Мы обменялись рукопожатием. Себастьяну было лет пятьдесят, он был приблизительно моего роста, но очень худощавый, на нем был надет великолепно сшитый темно-серый пиджак с искоркой и более светлые брюки, голубая рубашка с аккуратно завязанным галстуком. У него были длинные волосы с проседью на висках, которые он закладывал за уши. Глаза у него были черные, как грех, и он был дьявольски красив. Пожалуй, его портило слегка сардоническое выражение, как будто он смотрел на весь окружающий мир и на меня в том числе пренебрежительно. Однако в его голосе и манерах это не ощущалось.
— Проходите и садитесь, мистер Скотт, — сказал он.
Я заметил, что он слегка шепелявит, с каким-то присвистом произносит звук «с», и получается это у него даже приятно.
Он возвратился на свое место за столом, а я устремился к черному креслу.
— Мой секретарь предупредил, что вы хотите видеть меня по поводу Чарли, — продолжал он. — Вы представляете его наследников?
— Наследников?
Об этом я даже не подумал.
— Он был… он оставил значительное состояние?
— Миллион или два, как мне кажется.
Мне понравилось, как это было сказано.

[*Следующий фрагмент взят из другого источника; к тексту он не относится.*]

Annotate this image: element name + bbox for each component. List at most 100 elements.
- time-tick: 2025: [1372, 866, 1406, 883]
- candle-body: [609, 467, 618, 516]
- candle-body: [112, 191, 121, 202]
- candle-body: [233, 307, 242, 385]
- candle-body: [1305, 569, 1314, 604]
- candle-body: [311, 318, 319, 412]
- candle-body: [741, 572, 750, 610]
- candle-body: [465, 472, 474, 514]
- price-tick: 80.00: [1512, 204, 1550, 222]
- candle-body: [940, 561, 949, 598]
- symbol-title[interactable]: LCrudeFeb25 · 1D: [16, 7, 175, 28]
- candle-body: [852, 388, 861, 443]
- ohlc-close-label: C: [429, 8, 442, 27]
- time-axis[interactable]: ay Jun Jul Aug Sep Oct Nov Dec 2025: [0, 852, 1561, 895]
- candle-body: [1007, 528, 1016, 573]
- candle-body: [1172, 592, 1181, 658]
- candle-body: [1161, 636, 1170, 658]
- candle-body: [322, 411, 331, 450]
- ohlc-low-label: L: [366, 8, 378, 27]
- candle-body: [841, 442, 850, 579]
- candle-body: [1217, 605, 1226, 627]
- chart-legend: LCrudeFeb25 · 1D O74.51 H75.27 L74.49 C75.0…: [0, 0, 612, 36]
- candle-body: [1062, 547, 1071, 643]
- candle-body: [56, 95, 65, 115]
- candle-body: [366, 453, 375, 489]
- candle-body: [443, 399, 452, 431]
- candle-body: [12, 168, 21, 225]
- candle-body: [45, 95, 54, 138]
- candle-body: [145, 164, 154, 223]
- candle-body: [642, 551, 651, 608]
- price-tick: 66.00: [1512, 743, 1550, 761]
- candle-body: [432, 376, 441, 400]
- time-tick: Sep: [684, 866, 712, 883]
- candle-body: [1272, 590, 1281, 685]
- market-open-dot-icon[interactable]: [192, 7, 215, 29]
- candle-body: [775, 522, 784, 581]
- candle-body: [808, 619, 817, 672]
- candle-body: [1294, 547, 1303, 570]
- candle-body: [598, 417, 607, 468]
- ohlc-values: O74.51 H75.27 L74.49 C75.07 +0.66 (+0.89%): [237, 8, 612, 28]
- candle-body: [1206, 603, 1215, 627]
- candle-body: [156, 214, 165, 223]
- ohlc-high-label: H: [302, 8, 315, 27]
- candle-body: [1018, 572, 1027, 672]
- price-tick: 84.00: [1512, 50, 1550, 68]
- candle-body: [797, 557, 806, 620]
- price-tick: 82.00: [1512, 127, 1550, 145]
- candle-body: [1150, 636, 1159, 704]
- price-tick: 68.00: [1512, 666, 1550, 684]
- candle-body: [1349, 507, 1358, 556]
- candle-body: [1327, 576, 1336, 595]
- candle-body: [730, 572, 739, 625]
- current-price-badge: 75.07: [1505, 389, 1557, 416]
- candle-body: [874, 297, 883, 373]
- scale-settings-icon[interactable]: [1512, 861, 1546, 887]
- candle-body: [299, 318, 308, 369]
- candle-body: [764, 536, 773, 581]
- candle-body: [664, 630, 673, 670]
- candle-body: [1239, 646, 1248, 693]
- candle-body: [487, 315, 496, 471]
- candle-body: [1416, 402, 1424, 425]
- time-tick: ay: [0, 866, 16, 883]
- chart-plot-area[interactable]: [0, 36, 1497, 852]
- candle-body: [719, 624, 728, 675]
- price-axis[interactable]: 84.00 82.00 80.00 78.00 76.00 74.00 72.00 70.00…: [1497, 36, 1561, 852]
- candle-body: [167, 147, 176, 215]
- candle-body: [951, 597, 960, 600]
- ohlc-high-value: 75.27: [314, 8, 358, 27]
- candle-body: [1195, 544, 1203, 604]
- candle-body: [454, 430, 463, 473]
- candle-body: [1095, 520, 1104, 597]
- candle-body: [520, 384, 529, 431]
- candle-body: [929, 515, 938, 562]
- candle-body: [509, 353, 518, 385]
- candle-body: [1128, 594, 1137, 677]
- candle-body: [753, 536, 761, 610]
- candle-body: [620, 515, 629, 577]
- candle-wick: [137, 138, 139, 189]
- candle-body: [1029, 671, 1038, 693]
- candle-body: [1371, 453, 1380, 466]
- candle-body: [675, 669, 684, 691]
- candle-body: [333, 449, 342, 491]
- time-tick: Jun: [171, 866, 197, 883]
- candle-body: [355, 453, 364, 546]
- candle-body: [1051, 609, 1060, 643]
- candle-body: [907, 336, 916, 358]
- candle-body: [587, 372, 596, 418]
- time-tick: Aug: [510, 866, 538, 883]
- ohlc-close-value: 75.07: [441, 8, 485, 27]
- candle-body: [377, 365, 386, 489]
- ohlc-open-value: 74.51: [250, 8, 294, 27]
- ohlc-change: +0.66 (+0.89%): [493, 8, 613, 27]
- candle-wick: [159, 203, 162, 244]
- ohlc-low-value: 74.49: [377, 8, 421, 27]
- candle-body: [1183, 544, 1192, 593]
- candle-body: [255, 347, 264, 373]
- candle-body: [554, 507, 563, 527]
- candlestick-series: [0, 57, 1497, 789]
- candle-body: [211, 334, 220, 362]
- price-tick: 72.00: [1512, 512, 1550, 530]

Человек с размахом. «Миллион или два». Господи, разница между двумя миллионами и одним равняется целому миллиону!
Вслух я произнес:
— Вообще-то я не занимаюсь его состоянием, во всяком случае, пока. Меня интересует лишь факт смерти мистера Вайта. Естественно, вы знали его хорошо, и если имелись основания предположить, что он погиб не в результате несчастного случая…
— Не… несчастного случая? Что же это еще могло быть?
Он грациозно махнул узкой рукой с длинными пальцами, как будто отбрасывал прочь такой вопрос.
Я обратил внимание на то, что кожа у него на лице и руках была удивительно гладкой и чистой, ухоженной, без всяких морщин, как будто ее сшил для него какой-то дорогой портной.
— Любая смерть бывает вызвана одной из четырех причин, — ответил я, — естественные причины, несчастный случай, самоубийство и убийство. Я должен рассмотреть три последних возможности.